Dans la cour, la tour de Séguy (XVème siècle) :
Au sommet de la tour, la voûte a conservé les deux tiers de ses nervures et de leurs beaux culots sculptés du XVème siècle :
20 rue des changes. Aussi appelé hôtel de Campels. Pierre Delpech était marchand de pastel.
La façade sur rue est de la fin du XVIIIème siècle, c'est dans la cour que se trouvent les éléments gothiques et Renaissance : La tour et ses fenêtres gothiques, à l'exception de la porte, datent de la période entre 1513 et 1535. La porte et les fenêtres Renaissance sur cour sont pour leur part des années 1554 à 1560. Il existe également dans une deuxième cour d'autres décors Renaissance (pas de photos).
Dans la cour, tour gothique avec fenêtres aux culots sculptés :
La porte Renaissance de la tour :
Des fenêtres de style Renaissance complètent la cour, avec une inscription en latin sous chacune.
Sous cette fenêtre, l'inscription dit : QUI TIMENT DOMINUM NON ERUNT INCREDIBILES VERBO ILLIUS, "Ceux qui craignent le Seigneur ne seront point incrédules à sa parole". La famille delpech était très catholique, après avoir été apparenté à Pierre d'Assézat (par alliance), Pierre Delpech en devint un des ennemis les plus acharnés lors des guerres de religion.
Le sommet de la tour, avec sa tourelle pointue :
16 rue des Changes. Construit entre 1550 et 1570, remanié ensuite. Aussi appelé hôtel de Saint Germain.
Bâti à partir de 1568 pour Jean Astorg, capitoul en 1566-67, l'hôtel d'Astorg a un corps de bâtiment sur rue occupé en rez-de-chaussée par des boutiques. Les deux corps de bâtiment sur cour et celui sur rue sont desservis par deux escaliers en bois hors oeuvre remarquables par leur qualité et leur ancienneté, dont l'un est suspendu, et par trois niveaux de galeries. Il s'agit d'un rare exemple parvenu jusqu'à notre époque d'architecture de bois, laquelle était pourtant très pratiquée à Toulouse.
Dans la cour :
Les fenêtres Renaissance de la cour sont inspirées de celles de l'hôtel Delpech voisin :
Et voici l'escalier suspendu, notez que le long madrier qui fait l'angle de l'escalier ne repose sur rien ! J'y suis monté, ça tient... et ça tient même depuis des centaines d'années.
39 rue St Rome, datée de 1553.
Pas vraiment cataloguée comme un hôtel particulier, cette demeure en a l'allure et dans la cour se trouvent des fenêtres Renaissance de belle facture.
Ce médecin, qui fut celui de Catherine de Médicis, avait un remède très efficace contre la peste, fléau de l'époque : "Trois mots contre la peste ont plus d'effet que l'art : se retirer bientôt du lieu infect et s'en aller loin et revenir tard".

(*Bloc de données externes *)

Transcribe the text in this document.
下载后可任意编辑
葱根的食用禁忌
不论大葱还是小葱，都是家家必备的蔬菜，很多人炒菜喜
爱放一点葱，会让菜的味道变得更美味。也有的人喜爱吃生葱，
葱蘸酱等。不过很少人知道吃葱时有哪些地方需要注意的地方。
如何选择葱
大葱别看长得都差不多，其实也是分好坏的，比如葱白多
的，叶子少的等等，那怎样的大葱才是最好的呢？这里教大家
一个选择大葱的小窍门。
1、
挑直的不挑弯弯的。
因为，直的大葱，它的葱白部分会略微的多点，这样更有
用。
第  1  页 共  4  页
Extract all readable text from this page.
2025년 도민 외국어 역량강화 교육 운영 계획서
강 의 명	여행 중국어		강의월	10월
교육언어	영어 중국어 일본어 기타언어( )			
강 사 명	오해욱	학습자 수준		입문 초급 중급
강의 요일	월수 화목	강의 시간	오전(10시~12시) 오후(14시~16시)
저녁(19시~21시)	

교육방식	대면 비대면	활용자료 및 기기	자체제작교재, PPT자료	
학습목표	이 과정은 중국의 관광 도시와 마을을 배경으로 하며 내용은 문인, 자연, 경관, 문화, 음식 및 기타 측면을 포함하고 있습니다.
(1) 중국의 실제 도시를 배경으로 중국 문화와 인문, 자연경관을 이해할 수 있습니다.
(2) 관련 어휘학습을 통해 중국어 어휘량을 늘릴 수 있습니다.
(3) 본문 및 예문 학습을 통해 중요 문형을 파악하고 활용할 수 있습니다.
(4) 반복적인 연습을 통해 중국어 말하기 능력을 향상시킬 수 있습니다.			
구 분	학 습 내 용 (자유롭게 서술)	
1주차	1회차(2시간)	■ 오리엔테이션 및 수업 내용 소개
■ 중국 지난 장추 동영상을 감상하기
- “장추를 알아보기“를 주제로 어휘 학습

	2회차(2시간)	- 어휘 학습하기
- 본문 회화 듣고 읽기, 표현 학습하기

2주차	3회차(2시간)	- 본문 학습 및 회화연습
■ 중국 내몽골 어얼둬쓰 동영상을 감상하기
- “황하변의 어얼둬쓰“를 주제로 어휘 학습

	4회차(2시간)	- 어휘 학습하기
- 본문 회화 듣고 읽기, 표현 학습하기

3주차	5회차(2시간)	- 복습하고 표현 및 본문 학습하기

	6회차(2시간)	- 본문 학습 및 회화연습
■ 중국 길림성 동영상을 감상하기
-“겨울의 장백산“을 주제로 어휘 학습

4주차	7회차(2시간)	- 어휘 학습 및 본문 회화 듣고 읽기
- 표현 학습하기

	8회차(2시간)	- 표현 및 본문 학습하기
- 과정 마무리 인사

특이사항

C'est de la terrasse de la cour intérieure que l'on peut admirer cette façade aux belles fenêtres, avec un décor sculpté mettant en scène des têtes d'Amérindiens.
19 rue des changes. Construit vers 1544.
Photos de la cour, avec une très belle tour Renaissance.
Arnaud de Brucelles fut capitoul en 1534-35, mais c'est vers 1544 que son hôtel fut achevé. La petite cour accueille une imposante tour d'escalier richement décorée. Au-dessus de chaque fenêtre se trouve un personnage représenté à mi-corps - alternativement un homme et une femme - habillé à l'antique et à la mode du XVIème siècle. Les chapiteaux des colonnes entourant chaque fenêtre reprennent la superposition des ordres d'architecture classiques : dorique, ionique, corinthien. A gauche de la tour, les balustres ornant les galeries superposées (non murées à l'origine) sont également à ordres corinthien, ionique et dorique.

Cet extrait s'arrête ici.